El pan baguette defendió este título al demostrar que la panadería artesanal hace parte de la “cultura” que se generalizó después de la Segunda Guerra Mundial. Además, en su expediente explicaron que cada uno de los cuatro ingredientes base del baguette (harina, agua, sal y levadura) trae consigo una tradición enlazada intimidante con la región y el panadero que lo hornea.

“Cada panadero, jugando con su región, la dosificación, el amasado, el pointage (tiempo de fermentación), el moldeado y la cocción, obtendrá una baguette única”, subraya el dossier francés.

Ante la noticia del nombramiento, la ministra de Cultura de Francia, Rima Abdul Malak, reaccionó por medio de su cuenta de Twitter y dijo: “Por la mañana, al mediodía y por la noche, la baguette pain es parte de la vida cotidiana de los franceses”. De hecho, según datos del Ministerio de Cultura del país francófono, cada año se venden unas 6.000 millones de baguettes, lo que significa que unos 12 millones de consumidores la piden en las panaderías cada día.

En cuanto al saber hacer pan baguette, la Unesco explica que el galardón supone un reconocimiento a las panaderías tradicionales francesas, que lamentablemente han ido disminuyendo a través de los años. Según el Ministerio de Cultura francés, en 1970 había unas 55.000 panaderías artesanales (una por cada 790 habitantes) en comparación con las 35.000 en la actualidad (una por cada 2.000 habitantes).

¿Cómo hacer pan baguette?

Como se mencionó anteriormente, el pan francés solo tiene cuatro ingredientes: agua, harina, levadura y sal. La clave para hacer un baguette que tenga la característica corteza crocante y el esponjoso centro es la amasada y la horneada.
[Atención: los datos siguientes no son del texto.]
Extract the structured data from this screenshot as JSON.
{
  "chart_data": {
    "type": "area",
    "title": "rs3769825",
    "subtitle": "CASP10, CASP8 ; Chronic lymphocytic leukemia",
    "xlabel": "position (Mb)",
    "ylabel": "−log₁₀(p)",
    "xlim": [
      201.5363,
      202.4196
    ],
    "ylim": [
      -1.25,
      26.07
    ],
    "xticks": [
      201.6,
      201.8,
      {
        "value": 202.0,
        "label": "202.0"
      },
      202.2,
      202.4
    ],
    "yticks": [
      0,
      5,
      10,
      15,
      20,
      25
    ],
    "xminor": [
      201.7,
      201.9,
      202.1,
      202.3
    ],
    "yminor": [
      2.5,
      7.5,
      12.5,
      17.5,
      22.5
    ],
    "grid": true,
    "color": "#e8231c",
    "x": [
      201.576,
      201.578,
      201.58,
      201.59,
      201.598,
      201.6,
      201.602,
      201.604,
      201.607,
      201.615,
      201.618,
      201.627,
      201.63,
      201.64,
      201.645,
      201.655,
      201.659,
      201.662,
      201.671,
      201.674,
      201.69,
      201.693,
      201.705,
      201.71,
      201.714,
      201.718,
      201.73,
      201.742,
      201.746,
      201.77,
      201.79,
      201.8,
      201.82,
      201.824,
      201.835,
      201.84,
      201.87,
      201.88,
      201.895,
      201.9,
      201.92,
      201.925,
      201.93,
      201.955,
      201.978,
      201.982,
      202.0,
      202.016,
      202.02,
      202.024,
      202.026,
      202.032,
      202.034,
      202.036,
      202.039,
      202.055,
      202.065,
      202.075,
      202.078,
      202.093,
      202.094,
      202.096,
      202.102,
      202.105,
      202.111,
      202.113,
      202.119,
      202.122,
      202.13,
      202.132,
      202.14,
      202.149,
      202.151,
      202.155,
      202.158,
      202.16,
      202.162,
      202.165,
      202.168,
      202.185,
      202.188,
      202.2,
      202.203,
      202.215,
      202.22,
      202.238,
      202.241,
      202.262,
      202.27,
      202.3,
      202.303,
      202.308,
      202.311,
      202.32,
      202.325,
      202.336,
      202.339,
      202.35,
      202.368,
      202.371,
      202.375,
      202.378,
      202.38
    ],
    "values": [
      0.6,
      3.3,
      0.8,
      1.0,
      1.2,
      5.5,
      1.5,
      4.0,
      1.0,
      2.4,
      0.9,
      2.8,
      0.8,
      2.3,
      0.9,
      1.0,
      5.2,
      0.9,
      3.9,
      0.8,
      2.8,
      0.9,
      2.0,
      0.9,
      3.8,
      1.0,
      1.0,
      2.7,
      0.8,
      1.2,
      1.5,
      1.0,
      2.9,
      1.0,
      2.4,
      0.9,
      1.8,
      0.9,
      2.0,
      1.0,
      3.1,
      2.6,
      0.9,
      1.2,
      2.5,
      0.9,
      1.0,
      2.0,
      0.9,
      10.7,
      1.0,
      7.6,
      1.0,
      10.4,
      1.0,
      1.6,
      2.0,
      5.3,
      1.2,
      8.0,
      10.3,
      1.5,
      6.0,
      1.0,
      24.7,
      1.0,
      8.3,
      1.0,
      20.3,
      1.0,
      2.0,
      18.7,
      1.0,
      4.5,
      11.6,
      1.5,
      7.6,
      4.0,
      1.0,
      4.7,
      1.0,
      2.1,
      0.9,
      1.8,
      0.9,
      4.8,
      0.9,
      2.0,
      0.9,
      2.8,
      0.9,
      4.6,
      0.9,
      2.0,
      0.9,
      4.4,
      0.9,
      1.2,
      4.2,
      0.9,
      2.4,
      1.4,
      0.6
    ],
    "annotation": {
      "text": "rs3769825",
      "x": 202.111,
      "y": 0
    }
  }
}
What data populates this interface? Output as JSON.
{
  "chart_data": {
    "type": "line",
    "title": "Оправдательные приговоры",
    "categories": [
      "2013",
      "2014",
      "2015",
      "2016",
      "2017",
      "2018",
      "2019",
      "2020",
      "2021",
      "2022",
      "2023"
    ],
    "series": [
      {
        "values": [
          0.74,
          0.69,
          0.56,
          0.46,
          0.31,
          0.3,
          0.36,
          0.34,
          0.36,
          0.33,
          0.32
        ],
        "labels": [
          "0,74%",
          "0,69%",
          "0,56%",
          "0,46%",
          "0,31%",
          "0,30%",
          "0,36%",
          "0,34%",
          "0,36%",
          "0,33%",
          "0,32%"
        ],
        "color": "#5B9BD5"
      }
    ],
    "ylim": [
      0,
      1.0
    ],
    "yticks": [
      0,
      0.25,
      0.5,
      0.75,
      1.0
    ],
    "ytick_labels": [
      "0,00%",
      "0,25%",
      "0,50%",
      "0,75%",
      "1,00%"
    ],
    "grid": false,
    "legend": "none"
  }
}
Ingredientes para cuatro barras de pan francés:

  • 500 gramos de harina de trigo común.
  • 330 mililitros de agua.
  • 5 gramos de levadura seca de panadero o 15 gramos de levadura fresca.
  • 10 gramos de sal.

Preparación:

  1. Disuelve la levadura en el agua a temperatura ambiente y luego incorpora la harina y la sal. Mezcla hasta formar una masa uniforme.
  2. Pasa la masa a una superficie plana y enharinada y amasa por 10 a 15 minutos. Tras este tiempo deja reposar la masa en un recipiente por 40 minutos o hasta que la masa duplique su tamaño (lo ideal es dejar reposar el recipiente cubierto dentro del horno apagado).
  3. Cuando la masa haya crecido sepárala en cuatro partes iguales y forma los baguettes en forma alargada. Deja reposar en una superficie plana y enharinada hasta que doblen su tamaño.
  4. Precalienta el horno a 150ºC y, antes de meter la bandeja con la masa, haz unos pequeños cortes en la superficie de las barras. Lo importante de esta horneada es introducir una segunda bandeja con agua en la parte inferior del horno, esto crea vapor que ayuda a que la miga sea esponjosa mientras que la corteza queda crujiente.
  5. Deja hornear por 10 minutos y luego retira la bandeja con agua. Termina de hornear el pan por otros 10 minutos o hasta que la corteza haya dorado.